I got a firm no this past month. It felt pretty big. Not something that I was super set on doing, but the no still felt…personal. It hurt. The strange thing was, I was expecting it. I knew the no answer was going to be coming that week. Earlier on in the waiting, I had felt more confident that I would get a yes, but as the days went by, I began to wonder, and I began to see and hear different signs. I kept remembering stories and times when other people had heard nos and it meant yes to something else. I found myself in conversations with people pointing out that sometimes no can be a blessing in disguise. Yet, still, it stung.
Listen, I am a lemonade girl. Not that I drink tons of the sweet stuff, but the idea of making lemonade appeals to me on many levels. First of all, on the surface, if you can add sugar to it and serve it to guests, I am going to love it–it is just how I roll. However, on a deeper level, If you can take something (arguably about lemons here) not so great. evaluate it as a raw ingredient and then and transform it into something people love, then who wouldn’t love that. Who wouldn’t want to be that sort of person? If you start to hand me lemons (life lessons here, not actual lemons), I instinctively start casting about for what I can do with them. Similarly, if you show me some clouds, I will strain my eyes, squint just so, and twist upside down until I can find that silver lining, even if it is barely perceptible.
I am not sure if it was an innate characteristic I was born with, or if it was something that I nurtured or was instructed in. I can clearly remember a Garrison Keillor short story that my sister and I listened to in “News from Lake Wobegon,” the “Summer” cassette. It was probably our favorite of all his stories we listened to on road trips, and along with a lovely title, Tomato Butt, it included the lines “Make the best of it. Life is what you make it.” Even delivered in Garrison Keillor’s characteristic dry humor and deadpan, it resonated, and I can still hear it clear today. I like those words. I think they are the truth.
I wouldn’t trade this basic optimistic idealism within me for something else. I like it, and it is probably why that line still stands out to me. However, I can’t help but wonder if I don’t rush the process a bit and refuse to sit with the lemons as just lemons for a while. I am not really talking about wallowing here. I am talking about acknowledging the lemons and just letting them be lemons for a while. Yep, those are lemons. Big ones. Quite a few too.

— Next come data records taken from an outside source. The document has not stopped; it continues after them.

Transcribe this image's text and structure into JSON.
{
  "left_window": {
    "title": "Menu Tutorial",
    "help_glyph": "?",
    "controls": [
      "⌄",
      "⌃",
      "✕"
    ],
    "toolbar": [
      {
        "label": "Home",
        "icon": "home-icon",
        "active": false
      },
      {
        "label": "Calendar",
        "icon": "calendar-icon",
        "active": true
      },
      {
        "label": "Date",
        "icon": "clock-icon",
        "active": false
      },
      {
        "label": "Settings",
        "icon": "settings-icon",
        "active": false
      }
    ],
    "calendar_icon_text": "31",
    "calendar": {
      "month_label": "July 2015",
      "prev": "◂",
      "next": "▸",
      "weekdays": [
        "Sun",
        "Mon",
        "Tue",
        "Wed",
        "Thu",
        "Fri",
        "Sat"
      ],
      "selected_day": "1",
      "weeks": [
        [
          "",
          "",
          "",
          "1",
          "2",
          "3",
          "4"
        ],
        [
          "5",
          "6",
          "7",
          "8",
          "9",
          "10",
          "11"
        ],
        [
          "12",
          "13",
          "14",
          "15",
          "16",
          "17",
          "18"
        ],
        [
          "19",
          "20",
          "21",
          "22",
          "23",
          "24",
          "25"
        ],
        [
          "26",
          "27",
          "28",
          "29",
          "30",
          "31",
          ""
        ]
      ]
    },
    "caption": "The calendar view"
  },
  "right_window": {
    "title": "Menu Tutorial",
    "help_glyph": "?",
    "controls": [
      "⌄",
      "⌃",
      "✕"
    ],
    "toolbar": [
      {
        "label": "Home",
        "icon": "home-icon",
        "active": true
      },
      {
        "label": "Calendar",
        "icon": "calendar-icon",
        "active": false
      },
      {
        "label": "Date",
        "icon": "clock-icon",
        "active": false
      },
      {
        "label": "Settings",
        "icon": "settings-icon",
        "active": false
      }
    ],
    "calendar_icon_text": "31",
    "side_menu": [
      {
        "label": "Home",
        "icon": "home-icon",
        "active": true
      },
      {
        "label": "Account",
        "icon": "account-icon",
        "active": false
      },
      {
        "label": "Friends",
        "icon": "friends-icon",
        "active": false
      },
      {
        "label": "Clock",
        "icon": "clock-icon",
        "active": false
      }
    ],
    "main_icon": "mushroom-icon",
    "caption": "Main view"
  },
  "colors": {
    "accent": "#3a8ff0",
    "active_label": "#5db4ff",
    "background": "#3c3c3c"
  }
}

It’s in the denial of the lemons that I think I tend to get into trouble. I try to find the lemonade before I have fully evaluated the lemons. I’m afraid at the end of the day, it is a desire for control, wrapped up in the socially acceptable trappings of “being positive.” I also wonder if I am shortchanging the process a bit by trying to turn it into something else before it even was. There is a disingenuousness to that approach that just no longer felt right.
So I sat with my no and my hurt, and what do you know? The sour feeling gradually receded without any heroics on my part. I didn’t have to twist myself into crazy shapes explaining why it was a good thing or act like a frenetic “As Seen on TV” hawker selling myself (and anyone within earshot) the lemonade of it all. Even more surprising. it was a huge relief to not feel like I was responsible for instantly making it all okay. Like a weight had been lifted off my shoulders. Ceding the illusion of control allowed me to lay down a burden I didn’t even know I was exhausted from carrying. Being positive and optimistic, it turned out, wasn’t about denying it outright. It was about being open to feeling the disappointment and allowing it to be what it would be and then, maybe, making something positive out of it, or maybe just turning to something else. I am not sure if I can really fully explain how revolutionary that felt, despite just being a relatively small shift. Truthfully, I don’t know if there will be more positive (beyond my “aha moment”) to come out of this no, but I am open to it if there is and open to it if there isn’t. Until then, there is always bread to be made and cinnamon to be swirled, and that is more than enough.
This is written exactly as you handled it! And I was proud. When life gives you lemons, make a delicious bread.
Such a great lesson – thank you for sharing your experience, my friend!